Here is a picture of Hooch swimming in our lake this past summer. You can see the color of the “cedar water” in our lake.
Double Trouble Village has a restored sawmill and cranberry sorting / packing house, both containing working operational equipment. These two buildings were the focus of the village, which also includes a late 19th century one room schoolhouse, general store, bunk house, cook house, shower house, maintenance shop, pickers’ cottages and the foreman’s house. Most buildings are not restored, and look to be left “as is” on the inside (peek inside windows of the buildings while you are here!!) and only the sawmill and cranberry packing house are restored, and open to the public, exclusively during guided tours.
Double Trouble Village was purchased by the State of New Jersey in 1964 to help protect the Cedar Creek watershed. Double Trouble was placed on the State Register of Historic Places in 1977, and on the National Register in 1978.
Double Trouble School
Operated from approximately 1893-1915, this one-room school is the oldest remaining structure in the village.
If you peek in the windows, you can see the old school desks inside.
This was the home of the Burke family from 1938 until 1957.
Mr. David Burke was foreman of the cranberry processing operations until 1967.
Cranberry Sorting and Packing House
Built in 1909, This building was filled with workers who hand-scooped cranberries, sorted them according to size and quality,
and then packed the berries to be transported to a market.
(circa 1920) The general store provided the early villagers with staples such as oatmeal, flour, and
sugar. From the 1930’s until it closed, convenience items like candy, cigarettes and gloves were sold here also.
Most buildings also had an outhouse out back:
(circa 1900) Also called the “communal house”, this is where single workers lived during the seasonal
(circa 1906-1909) The sawmill produced lumber, shingles and other products for sale and for use in the village and cranberry operations.
Harvest Foreman’s House
(circa 1900) This was the seasonal home of the migrant workers’ foreman.
There are several different trails you can take in Double Trouble State Park.
Trail Guides are available at the trail heads, so that you have a printed map and description of the trail to carry with you.
After exploring the village, we chose the Nature Trail.
This was not the longest of trails, but considering the weather was pretty chilly, we were content with our choice.
The Nature Trail passes along a couple of cranberry bogs, crosses over Cedar Creek, and passes through a cedar forest, as well as a peat bog.
This is a part of the trail that runs in between two bogs:
Parts of the park are open for hunting, so be sure to check with the park office, and/or NJ’s Division of Fish and Wildlife to educate yourself on any hunting activity before you begin your adventure.
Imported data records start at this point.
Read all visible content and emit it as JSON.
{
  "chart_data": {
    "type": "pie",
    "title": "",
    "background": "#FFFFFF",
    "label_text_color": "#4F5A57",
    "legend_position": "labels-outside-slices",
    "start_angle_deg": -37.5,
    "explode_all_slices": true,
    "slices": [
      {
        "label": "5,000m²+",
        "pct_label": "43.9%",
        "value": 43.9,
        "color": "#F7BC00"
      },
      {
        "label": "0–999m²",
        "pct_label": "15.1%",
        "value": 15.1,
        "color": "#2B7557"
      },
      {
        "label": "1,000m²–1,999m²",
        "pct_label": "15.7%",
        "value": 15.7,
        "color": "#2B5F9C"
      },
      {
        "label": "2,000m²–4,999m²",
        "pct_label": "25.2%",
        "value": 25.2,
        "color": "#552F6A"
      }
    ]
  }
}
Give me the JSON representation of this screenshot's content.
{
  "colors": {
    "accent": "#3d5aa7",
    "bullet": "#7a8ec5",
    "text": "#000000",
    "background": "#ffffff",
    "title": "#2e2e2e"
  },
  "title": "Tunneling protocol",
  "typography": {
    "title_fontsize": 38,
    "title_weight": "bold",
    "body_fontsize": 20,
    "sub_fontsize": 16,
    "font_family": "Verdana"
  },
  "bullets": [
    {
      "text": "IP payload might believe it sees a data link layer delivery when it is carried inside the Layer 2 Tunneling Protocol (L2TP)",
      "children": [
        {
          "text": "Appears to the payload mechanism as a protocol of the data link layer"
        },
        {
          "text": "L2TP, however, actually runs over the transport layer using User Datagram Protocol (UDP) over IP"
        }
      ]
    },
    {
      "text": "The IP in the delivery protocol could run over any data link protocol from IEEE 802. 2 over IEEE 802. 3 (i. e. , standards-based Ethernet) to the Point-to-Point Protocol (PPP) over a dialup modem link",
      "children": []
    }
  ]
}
In addition to hiking, visitors can canoe or kayak their way through the park, using several access points on Cedar Creek. There are also public bathrooms and an Information Center conveniently located in the Pickers’ Cottage (circa 1940), just beyond the parking lot. Pickers’ cottages in the village housed seasonal workers – including family groups. Every year 30-40 migrant workers arrived on Labor Day weekend, and lived in the cottages until Thanksgiving. These village employees worked solely in the bogs, hand-picking the cranberries.
As you can see, we all very much enjoyed the abundant history and unique sights of Cello and Hooch’s first hike of 2015.
What will be YOUR first hike of the year? Cello and Hooch would love to know…go on, now… TAKE A HIKE!